Think of Lord of the Rings and the great friendship between Frodo and Samwise. In many respects Frodo, though the main character, is no greater or stronger than the friend who shared his journey, who stood with him before his enemies, who rescued him from despair, and who carried him when his strength was gone. It is really one of the best parts of the whole story -- the story of Frodo and Samwise.
It is one of the best moments and scenes in the whole trilogy. They traveled countless miles in a journey greater than they could have imagined and escaped dangers bigger than their greatest fears. Finally they come to the foot of Mount Doom where ring must be destroyed for good. But Frodo has no strength left, and, despite how far they have come, he cannot finish the job. Standing with him, however, is one whose strength Frodo will borrow again. He is the faithful and steady Samwise and he will not quit so close to the end of this saga. He carries his friend and does what it takes to finish the job. Surely Tolkien meant for this to be one of the great moments in the series and one of the great examples and lessons for the reader.
I write this as one who envies rather than enjoys what is written into the fabric of this movie. Such friendships have been too often been left as unfulfilled desires -- much to my great regret. Faith shared in the context of such friendship is faith strengthened, empowered, and equipped for the long haul. Think of the great stories of David and Jonathon or Moses and Aaron or the small circle within the apostles who were there when others were not (Peter, James, and John).
I wonder if this isn't one reason why may regular conversations with my dad have become so special. We talk about anything, mostly about nothing, and yet hidden within those words are the struggles of faith and life.

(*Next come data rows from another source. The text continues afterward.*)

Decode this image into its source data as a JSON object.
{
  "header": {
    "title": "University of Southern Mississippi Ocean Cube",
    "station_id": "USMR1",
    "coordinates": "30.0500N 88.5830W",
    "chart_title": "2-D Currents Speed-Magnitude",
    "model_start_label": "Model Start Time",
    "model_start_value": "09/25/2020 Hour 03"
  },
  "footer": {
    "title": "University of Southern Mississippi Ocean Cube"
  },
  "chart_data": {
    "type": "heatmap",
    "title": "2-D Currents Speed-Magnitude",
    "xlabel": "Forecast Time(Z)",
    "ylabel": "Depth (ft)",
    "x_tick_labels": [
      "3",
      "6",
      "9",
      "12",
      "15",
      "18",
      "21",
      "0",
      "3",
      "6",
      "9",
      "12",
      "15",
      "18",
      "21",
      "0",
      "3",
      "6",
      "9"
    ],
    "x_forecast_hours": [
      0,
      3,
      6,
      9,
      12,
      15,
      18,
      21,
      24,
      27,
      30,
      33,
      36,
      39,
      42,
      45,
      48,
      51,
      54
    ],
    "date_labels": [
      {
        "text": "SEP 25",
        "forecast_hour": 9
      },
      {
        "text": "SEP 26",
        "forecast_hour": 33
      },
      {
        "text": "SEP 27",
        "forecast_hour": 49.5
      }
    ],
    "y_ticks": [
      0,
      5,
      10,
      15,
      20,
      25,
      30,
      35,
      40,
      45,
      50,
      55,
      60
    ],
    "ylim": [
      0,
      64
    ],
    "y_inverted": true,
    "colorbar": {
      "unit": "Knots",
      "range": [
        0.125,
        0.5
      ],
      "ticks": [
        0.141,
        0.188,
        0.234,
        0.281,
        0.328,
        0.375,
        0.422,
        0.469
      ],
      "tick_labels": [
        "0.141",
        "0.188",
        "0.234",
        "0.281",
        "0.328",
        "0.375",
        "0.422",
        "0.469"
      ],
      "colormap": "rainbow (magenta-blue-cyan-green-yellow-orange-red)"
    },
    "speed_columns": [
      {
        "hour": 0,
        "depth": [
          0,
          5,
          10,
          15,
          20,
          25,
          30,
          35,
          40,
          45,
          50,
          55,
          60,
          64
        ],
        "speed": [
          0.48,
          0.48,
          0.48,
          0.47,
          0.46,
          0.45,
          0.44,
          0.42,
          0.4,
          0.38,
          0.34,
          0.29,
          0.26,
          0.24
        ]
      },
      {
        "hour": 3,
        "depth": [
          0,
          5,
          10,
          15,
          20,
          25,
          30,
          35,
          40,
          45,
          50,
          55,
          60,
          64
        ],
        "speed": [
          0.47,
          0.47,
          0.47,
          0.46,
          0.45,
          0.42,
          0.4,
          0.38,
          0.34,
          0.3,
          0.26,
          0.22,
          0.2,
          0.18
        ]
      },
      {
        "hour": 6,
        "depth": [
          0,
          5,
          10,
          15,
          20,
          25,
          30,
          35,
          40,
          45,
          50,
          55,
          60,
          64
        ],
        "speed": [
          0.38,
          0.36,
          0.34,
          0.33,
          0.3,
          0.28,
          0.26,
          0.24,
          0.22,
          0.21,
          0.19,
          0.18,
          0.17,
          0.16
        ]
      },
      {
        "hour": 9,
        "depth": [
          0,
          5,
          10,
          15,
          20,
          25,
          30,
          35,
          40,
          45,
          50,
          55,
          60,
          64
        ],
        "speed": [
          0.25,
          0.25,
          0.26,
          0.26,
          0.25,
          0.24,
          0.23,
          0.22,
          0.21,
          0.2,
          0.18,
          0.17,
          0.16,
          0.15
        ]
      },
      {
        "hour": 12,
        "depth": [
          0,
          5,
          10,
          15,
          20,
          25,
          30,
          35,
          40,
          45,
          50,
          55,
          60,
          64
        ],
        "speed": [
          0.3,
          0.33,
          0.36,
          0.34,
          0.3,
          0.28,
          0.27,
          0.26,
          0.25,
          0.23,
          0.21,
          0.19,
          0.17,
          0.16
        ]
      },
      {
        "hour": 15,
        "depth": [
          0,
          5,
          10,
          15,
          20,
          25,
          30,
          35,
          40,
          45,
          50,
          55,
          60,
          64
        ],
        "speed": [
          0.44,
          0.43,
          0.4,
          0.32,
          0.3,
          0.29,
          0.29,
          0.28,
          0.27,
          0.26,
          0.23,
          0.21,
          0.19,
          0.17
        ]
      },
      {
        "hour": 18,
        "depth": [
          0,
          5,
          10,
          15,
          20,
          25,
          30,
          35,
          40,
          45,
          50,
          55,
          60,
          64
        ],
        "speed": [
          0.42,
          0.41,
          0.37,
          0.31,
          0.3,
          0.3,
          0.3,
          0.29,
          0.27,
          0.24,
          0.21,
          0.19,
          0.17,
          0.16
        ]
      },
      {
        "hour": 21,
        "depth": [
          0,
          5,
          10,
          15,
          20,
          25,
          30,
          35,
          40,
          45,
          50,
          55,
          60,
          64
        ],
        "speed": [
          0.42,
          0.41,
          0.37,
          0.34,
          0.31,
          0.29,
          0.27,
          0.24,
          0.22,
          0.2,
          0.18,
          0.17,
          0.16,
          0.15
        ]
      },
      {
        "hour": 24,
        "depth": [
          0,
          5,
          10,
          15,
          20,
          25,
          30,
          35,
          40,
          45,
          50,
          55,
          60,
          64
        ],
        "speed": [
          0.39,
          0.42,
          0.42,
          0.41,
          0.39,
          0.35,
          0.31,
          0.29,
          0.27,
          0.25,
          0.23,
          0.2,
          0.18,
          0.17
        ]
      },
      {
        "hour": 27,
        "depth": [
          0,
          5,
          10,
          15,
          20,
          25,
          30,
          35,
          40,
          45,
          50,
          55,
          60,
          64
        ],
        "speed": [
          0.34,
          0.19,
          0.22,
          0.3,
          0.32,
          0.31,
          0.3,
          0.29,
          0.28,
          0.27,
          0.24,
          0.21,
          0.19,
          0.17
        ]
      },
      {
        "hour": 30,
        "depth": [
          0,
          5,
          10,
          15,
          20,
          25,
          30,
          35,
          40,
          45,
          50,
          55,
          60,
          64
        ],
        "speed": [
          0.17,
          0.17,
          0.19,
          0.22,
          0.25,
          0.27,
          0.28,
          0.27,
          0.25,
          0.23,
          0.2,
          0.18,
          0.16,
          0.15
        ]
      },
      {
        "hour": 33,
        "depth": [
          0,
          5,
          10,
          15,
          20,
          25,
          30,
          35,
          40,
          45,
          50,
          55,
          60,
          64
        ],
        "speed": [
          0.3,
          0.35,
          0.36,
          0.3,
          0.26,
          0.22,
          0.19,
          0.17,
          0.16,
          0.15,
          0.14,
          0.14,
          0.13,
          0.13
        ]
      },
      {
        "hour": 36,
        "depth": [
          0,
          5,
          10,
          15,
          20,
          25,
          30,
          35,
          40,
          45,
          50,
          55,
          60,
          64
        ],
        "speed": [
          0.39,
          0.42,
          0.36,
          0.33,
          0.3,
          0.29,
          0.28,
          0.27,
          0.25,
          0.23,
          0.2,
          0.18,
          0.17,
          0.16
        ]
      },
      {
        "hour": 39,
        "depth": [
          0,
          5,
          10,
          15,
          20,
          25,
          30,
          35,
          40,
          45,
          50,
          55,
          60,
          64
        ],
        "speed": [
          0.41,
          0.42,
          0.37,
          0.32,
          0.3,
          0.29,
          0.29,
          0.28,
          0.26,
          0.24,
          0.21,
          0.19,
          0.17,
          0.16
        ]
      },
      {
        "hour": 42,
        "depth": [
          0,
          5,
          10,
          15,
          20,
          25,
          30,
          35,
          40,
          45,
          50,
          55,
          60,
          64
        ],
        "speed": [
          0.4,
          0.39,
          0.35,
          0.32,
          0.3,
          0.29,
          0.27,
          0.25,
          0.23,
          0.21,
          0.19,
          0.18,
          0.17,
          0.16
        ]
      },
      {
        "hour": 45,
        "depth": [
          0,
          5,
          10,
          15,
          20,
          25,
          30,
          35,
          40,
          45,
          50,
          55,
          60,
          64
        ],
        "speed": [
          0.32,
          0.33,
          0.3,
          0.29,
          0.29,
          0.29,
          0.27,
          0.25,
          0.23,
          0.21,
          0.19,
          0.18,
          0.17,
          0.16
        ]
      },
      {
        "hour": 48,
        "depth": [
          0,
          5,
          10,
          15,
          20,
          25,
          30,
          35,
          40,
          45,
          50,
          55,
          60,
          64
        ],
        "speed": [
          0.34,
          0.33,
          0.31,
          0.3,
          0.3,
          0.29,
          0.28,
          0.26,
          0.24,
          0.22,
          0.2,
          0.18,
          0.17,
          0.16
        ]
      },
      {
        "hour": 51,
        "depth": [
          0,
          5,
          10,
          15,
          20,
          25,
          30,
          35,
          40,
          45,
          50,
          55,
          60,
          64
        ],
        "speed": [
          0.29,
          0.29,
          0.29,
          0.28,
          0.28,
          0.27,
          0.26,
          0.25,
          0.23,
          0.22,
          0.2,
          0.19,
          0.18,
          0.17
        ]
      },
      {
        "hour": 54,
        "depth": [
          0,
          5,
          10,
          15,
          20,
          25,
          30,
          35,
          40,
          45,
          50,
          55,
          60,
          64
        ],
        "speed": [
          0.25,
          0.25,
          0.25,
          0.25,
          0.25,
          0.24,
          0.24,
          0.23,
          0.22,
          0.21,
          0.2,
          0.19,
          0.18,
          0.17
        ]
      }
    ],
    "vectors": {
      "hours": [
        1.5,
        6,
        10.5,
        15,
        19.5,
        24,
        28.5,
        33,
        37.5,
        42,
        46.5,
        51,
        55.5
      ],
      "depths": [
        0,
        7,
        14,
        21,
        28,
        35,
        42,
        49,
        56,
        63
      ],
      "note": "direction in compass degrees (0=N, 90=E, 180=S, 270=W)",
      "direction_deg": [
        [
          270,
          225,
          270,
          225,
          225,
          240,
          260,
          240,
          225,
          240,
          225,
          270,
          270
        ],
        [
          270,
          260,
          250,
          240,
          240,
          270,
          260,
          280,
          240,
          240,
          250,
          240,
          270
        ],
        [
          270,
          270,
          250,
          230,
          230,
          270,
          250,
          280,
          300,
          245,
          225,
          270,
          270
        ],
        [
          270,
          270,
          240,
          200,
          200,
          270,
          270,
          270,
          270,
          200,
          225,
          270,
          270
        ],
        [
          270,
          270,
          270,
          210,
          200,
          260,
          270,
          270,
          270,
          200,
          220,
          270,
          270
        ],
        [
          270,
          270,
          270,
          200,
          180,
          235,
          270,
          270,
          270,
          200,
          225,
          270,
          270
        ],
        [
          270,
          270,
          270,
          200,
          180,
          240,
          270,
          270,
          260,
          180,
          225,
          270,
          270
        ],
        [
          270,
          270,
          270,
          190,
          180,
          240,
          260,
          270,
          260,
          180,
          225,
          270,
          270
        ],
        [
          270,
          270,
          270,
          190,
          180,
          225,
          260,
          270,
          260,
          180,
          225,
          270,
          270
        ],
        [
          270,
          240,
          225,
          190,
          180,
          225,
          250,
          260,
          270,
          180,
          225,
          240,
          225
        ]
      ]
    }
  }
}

His support is my strength and, like all friendships, my fear is that I receive from him far more than I give to him. If we can do anything within the Church to support, to encourage, and to nurture such deep friendships among those who share the faith, we have done a good work for those who know them. We have provided them with a deep and abiding gift and an awareness of the difference a good friend can make for the lonely way that is Christian faith and life.